“Just about every time they’re convening, it has to be open to the public . . . and when it’s not open to the public it has to be in the federal register with an explanation of why it’s not open to the public,” said John Berlau, a finance scholar with the DC-based Competitive Enterprise Institute, to TheDCNF. “Neither of those requirements were fulfilled here, and this isn’t the first time they’ve done it.”
“Why do you even go to Mississippi for a meeting if you’re not letting the people of Mississippi into most of it?” he asked. “They want input from liberal activists and Democratic partisans without public scrutiny. That’s the only conclusion that you can draw from this.”
The Consumer Advisory Board is made up of academics and finance industry experts, most of whom have a decidedly liberal bent. The Washington Free Beacon reported that since 2007, committee members have donated over 60 times more money to Democratic candidates than Republican ones.

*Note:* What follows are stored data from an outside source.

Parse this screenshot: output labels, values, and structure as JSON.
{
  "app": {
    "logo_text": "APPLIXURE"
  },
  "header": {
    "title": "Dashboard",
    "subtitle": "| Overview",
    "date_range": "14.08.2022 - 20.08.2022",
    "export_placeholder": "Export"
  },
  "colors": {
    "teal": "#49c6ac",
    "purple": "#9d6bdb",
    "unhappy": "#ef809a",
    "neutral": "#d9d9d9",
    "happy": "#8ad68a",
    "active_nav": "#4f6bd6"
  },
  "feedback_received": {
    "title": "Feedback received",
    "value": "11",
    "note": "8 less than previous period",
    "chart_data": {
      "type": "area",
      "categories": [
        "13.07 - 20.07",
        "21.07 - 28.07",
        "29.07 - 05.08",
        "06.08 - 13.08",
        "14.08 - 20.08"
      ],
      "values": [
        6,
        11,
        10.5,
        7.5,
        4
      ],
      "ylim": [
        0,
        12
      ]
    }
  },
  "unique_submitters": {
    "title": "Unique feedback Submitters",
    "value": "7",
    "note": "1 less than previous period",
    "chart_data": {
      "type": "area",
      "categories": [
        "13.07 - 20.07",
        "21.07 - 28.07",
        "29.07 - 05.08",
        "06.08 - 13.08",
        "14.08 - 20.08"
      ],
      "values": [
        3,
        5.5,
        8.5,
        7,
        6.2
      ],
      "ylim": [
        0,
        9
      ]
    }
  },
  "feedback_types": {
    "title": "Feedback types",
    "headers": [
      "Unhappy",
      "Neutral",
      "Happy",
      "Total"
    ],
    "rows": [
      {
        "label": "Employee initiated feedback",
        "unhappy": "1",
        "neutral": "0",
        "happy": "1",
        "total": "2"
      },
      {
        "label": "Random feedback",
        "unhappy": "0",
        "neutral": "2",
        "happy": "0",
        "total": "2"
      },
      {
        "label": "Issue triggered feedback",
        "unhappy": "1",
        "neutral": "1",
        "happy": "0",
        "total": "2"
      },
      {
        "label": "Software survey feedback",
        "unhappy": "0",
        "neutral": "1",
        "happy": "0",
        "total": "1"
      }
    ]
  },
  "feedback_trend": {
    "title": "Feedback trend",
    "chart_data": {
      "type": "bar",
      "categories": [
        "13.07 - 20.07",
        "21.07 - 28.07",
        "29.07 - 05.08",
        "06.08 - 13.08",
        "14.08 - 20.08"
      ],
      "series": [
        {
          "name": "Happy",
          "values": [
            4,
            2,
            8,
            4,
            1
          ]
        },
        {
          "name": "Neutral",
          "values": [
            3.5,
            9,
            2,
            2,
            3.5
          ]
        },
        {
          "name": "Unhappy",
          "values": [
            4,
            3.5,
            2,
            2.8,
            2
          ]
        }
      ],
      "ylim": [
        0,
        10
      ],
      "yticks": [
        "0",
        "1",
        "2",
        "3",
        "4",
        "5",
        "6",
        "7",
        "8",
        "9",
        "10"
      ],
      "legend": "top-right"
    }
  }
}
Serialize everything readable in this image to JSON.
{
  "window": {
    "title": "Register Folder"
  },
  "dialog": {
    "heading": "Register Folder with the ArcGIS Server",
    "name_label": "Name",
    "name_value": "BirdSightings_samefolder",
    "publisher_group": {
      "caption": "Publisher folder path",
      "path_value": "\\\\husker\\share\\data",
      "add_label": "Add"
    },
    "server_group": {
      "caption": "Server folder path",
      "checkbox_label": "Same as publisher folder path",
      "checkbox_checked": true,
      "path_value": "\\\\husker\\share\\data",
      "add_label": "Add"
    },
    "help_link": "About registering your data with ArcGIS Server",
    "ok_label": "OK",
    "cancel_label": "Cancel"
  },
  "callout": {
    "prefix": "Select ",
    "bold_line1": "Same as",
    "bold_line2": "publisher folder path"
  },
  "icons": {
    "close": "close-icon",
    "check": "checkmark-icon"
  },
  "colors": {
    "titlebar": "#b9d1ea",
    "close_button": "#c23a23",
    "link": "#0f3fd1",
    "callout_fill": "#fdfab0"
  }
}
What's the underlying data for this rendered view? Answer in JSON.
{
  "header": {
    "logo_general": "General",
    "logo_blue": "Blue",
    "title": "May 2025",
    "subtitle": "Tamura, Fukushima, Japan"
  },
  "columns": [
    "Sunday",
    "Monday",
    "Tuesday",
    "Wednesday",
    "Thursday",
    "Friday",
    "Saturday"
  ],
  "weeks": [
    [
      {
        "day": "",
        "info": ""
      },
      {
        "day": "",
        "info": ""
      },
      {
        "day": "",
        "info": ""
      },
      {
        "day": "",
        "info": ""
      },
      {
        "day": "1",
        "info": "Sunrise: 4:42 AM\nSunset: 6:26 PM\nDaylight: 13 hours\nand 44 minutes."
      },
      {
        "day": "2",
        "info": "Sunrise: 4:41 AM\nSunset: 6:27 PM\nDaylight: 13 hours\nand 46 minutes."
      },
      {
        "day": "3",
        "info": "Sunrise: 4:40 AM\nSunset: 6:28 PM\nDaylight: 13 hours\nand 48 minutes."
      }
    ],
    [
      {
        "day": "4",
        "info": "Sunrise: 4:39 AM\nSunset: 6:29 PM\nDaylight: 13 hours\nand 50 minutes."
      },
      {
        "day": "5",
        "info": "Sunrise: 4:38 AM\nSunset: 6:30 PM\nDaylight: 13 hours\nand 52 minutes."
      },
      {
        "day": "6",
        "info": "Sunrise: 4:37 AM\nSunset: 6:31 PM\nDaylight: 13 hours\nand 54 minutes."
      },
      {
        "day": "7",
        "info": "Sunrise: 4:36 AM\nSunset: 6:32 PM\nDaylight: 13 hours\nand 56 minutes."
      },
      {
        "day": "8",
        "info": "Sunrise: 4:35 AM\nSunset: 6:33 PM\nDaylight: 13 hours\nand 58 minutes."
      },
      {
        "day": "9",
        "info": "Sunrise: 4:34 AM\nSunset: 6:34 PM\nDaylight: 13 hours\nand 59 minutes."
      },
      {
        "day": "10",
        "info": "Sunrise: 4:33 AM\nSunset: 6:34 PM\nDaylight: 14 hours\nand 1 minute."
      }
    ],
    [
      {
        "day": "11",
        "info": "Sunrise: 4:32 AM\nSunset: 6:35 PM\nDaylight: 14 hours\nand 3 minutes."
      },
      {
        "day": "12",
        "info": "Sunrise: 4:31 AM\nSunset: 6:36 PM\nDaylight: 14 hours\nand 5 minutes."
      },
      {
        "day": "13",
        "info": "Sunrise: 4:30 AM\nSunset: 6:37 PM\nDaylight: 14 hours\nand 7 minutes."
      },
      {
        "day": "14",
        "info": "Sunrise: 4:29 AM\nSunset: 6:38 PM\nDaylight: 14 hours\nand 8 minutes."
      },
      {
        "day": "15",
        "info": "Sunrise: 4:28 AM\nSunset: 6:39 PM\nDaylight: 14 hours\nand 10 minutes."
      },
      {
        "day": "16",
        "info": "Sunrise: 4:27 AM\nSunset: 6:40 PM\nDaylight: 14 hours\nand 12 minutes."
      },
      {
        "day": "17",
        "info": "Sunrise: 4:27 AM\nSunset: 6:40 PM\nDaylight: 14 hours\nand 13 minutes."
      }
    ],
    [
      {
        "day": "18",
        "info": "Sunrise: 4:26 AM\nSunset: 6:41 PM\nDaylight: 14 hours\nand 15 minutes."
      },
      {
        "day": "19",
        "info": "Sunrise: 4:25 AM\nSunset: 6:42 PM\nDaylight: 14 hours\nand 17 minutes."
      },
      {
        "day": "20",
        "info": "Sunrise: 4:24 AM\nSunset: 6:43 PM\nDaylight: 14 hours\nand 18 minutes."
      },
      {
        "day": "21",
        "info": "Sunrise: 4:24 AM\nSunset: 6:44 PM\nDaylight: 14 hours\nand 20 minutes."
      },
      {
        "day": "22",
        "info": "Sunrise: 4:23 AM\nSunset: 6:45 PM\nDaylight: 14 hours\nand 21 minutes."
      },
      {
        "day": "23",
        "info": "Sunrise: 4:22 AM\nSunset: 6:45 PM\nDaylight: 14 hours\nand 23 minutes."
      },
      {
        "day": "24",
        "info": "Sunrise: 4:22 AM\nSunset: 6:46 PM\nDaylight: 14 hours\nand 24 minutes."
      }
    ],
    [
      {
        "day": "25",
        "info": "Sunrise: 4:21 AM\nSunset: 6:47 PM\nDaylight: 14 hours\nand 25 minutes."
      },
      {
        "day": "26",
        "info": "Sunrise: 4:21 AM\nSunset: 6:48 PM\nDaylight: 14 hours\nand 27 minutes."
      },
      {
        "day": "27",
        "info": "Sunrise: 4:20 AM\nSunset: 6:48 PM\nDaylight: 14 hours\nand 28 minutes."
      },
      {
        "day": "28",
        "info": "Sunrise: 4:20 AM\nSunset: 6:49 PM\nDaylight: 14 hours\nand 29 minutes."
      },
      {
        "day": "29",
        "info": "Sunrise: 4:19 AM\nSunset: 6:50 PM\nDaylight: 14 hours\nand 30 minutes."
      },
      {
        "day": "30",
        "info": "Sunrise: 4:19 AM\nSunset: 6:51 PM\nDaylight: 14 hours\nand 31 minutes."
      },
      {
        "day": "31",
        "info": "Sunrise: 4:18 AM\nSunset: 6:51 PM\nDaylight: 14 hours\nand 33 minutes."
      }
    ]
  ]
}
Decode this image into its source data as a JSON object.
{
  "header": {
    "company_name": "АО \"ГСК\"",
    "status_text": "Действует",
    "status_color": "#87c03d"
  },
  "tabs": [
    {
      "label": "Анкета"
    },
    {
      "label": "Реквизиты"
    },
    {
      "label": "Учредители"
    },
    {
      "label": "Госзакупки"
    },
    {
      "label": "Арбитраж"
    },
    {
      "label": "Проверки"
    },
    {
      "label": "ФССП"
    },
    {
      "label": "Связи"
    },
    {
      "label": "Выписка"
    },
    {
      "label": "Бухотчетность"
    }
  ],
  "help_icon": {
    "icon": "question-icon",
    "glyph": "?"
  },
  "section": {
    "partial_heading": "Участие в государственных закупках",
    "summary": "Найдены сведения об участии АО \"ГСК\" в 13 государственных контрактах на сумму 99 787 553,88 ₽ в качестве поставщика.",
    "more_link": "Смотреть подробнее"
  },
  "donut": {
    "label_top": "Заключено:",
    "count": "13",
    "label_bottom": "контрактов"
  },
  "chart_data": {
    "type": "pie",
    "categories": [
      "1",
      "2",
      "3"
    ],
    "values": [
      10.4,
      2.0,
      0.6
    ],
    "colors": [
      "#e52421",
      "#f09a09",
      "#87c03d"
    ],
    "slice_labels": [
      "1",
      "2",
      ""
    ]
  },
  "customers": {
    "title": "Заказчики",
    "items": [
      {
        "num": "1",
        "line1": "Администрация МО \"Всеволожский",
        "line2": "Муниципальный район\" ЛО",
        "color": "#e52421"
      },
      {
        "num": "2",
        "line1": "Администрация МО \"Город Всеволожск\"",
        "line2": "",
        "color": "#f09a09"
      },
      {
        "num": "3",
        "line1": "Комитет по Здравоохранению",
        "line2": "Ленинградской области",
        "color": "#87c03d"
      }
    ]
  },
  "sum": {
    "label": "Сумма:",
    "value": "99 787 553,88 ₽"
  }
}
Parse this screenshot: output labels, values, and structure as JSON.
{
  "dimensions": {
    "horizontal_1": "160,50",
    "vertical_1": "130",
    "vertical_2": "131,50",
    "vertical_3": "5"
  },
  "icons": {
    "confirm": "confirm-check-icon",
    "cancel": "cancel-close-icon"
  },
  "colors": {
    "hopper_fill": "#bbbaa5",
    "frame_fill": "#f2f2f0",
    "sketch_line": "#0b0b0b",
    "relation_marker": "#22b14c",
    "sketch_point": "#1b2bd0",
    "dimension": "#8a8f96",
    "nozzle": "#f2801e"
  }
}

One panelist is even a member of the Democratic National Committee, while other have worked for groups like ACORN and Fannie Mae.
“There’s really no one representing a conservative, a libertarian or even a centrist point of view on the committee,” said Berlau.
The Consumer Advisory Board did offer a brief chance for public participation during their two-day visit to Mississippi, holding a brief “public session” in rural Itta Bena on Wednesday.
“They say they want to get input from across the country, so they’re going to different states,” Berlau said, “yet they don’t, they close themselves off for a very scripted two hours. Even for the public session you had to send in your name and affiliation.”